Hip-hop is all about a good story and that special feeling. The first time you heard Nas’ Illmatic the hairs on your arm most likely stood up and you were sucked into the Queens emcee’s world. That was hip-hop with a purpose that upheld the integrity of the culture. Since then the genre has become a full fledged business, and that special feeling just isn’t what it used to be. Artists are no longer looking to tell their story. Instead, they are clamoring for a catchy hit that in a year from now will have no purpose. In an attempt to get that old thing back and rekindle the feeling hip-hop once evoked, a hip-hop birdie by the name of Peter Rosenberg played a record that reminded us why we fell in love with the game. “I aint trying to be a kingpin nigga, real talk, I’m just trying to pay rent…I’m just trying to keep my lights on, lights on.” Goosebumps, check. Song with a message, check.

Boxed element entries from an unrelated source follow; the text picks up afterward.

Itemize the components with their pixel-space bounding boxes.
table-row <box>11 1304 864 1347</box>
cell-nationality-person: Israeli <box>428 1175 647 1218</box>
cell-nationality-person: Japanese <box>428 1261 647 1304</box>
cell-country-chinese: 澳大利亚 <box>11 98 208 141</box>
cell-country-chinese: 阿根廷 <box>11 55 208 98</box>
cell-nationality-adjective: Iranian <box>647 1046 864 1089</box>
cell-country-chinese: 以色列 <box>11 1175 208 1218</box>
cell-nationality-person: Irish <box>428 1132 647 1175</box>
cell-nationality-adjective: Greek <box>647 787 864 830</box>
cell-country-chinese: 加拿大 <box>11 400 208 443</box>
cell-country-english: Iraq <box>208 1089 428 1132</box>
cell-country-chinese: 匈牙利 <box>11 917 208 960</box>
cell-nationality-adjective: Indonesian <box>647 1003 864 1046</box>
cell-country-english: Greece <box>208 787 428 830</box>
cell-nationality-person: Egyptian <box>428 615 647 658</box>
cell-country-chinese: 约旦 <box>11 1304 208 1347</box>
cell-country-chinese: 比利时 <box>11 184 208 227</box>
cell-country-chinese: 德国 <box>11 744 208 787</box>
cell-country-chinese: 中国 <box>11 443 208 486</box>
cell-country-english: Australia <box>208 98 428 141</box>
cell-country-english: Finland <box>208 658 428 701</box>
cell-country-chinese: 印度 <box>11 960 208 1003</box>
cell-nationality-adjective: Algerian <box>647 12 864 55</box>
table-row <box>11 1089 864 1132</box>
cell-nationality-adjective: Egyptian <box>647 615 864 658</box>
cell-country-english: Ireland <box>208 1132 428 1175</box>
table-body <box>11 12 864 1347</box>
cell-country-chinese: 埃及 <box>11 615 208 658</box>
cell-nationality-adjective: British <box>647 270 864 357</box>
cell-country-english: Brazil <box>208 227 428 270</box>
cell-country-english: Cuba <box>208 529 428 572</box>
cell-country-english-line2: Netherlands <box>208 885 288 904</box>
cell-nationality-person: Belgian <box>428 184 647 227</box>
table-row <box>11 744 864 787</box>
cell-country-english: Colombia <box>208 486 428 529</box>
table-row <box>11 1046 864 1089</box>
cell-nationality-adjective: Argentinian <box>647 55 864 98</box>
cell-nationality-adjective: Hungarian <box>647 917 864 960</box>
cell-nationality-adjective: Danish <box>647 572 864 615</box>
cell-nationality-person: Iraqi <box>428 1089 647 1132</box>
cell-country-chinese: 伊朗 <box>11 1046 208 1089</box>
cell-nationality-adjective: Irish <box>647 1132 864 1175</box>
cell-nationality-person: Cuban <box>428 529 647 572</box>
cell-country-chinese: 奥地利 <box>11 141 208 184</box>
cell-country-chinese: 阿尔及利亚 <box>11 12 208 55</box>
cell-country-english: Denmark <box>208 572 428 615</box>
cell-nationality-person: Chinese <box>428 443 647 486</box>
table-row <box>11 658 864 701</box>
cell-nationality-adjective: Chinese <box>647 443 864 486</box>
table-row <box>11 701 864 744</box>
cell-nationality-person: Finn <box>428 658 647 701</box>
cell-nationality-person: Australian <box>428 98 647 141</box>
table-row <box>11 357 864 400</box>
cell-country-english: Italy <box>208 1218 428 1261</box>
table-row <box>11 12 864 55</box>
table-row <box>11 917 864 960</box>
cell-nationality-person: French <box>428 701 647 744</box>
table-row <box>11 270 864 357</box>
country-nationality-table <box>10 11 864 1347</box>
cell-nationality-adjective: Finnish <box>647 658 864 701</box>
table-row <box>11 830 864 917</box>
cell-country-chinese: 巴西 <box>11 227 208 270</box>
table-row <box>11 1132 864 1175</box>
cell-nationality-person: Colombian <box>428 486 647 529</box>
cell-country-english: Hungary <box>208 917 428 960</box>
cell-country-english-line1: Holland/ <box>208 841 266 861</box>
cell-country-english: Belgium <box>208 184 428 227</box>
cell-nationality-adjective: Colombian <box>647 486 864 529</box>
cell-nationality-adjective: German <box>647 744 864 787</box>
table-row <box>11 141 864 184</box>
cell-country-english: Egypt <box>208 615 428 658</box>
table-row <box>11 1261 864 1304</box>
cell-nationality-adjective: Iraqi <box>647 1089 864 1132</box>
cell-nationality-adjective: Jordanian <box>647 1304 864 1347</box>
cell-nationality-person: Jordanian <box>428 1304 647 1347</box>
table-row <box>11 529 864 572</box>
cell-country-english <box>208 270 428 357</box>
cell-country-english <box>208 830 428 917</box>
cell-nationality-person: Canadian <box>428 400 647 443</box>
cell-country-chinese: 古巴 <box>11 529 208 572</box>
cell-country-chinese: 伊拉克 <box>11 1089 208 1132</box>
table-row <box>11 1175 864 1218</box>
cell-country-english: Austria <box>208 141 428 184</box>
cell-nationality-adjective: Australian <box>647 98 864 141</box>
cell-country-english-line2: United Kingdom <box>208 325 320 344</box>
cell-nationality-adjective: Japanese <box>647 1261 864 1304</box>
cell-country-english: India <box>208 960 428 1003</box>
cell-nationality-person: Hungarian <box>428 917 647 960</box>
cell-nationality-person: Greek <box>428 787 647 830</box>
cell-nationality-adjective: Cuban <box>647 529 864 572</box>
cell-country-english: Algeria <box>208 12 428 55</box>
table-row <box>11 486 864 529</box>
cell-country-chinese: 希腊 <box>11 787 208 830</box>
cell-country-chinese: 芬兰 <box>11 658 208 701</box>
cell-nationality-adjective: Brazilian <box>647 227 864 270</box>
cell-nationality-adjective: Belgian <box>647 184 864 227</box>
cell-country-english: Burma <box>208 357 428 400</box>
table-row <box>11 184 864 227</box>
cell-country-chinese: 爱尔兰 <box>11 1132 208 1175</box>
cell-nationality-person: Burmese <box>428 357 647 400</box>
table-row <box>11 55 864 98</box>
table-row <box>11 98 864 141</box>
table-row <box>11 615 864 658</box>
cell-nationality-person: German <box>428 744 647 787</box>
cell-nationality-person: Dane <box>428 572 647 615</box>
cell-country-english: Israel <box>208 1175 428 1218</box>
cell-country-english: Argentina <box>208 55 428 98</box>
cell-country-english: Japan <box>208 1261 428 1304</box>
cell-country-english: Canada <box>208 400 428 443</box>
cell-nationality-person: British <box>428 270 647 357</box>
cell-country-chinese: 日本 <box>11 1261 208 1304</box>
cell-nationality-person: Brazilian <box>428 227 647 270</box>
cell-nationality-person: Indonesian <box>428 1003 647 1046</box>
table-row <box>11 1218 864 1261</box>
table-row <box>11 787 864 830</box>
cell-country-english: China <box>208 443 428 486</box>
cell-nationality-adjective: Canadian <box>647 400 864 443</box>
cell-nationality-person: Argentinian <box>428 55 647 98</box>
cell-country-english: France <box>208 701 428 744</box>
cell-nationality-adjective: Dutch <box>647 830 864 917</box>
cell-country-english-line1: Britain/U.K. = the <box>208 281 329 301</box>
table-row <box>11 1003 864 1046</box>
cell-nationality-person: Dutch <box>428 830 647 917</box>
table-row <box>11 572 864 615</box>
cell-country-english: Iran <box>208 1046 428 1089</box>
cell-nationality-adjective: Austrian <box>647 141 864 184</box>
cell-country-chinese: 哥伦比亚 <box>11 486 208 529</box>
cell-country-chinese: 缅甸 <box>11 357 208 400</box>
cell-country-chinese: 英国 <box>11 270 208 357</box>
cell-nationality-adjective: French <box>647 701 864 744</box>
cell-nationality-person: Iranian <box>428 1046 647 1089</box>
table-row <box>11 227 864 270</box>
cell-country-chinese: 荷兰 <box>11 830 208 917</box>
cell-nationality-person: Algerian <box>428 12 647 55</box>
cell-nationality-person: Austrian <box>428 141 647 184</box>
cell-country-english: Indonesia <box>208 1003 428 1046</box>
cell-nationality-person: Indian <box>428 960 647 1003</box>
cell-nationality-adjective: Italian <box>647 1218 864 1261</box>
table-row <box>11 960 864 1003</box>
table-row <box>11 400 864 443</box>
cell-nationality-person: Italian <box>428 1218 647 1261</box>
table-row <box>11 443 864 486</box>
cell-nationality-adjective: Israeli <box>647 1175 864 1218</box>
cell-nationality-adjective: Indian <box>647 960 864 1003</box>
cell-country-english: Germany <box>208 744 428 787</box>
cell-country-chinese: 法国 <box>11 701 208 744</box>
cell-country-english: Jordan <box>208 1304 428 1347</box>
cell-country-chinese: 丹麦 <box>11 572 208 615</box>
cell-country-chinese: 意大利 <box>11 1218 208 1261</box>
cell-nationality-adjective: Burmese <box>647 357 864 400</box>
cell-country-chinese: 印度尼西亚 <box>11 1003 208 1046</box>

The sheer rawness of the lyrics mixed with the gritty sample, crackle and surface noise had us hook line and sinker. Sean Born, Low Budget crew member from Maryland, unknowingly pumped air back into those dying hip-hop lungs.
His debut album Behind the Scale can be summed up in one word– dope. The fresh production from Low Budget crew member Kev Brown creates a 90’s essence that loops perfectly with Born’s raw, unfiltered, “mural-like” lyrics. But who is Sean Born? The Maryland native first fell in love with hip-hop after his mom purchased him a boombox from the old record store Waxie Maxie’s. Inside the boombox was a mixtape featuring “I Know You Got Soul” by Eric B and Rakim, and that’s when everything changed. Sean was bit by the hip-hop bug. With influences stemming from Nas, Wu-Tang, 2Pac, and ATCQ; Sean Born began working on what became Behind the Scale. Born learned early on “life is painful; it’s not all about rosé and caviar,” he says. “The lil back road where I grew up made me,” and he knows the streets all too well. Born doesn’t shy away from it in his lyrics, but rather uses his past to relate to those who know the struggle of the come up. On the track “Go Hard” he speaks on that very struggle: “I’ve been at the bottom so long that the view is skewed/probably just the glass in the ceiling we view it though.”
Born may be telling the stories of the streets, but he is admittedly very “conscious of not being preachy.” “I’m just telling my story. I’m just another nigga painting pictures. It’s art; you know auto-tagging,” he explains. Behind the Scale is just that– a work of art. A canvas filled with heavily sampled music combined with raw shit that opens the wounds of the streets. As Born says, it’s for “people who care about the history and the art.” And Sean Born is definitely one of those people. Behind the Scale didn’t happen overnight, it was three years in the making and with the push of Kev Brown it all came together. So what’s next for the emcee? Now down with Mello Music Group, he’s sticking to the same recipe for his next project. Same formula, same team, same gritty Maryland style. His mantra is, “If it ain’t raw it ain’t real” and he’s sticking to it.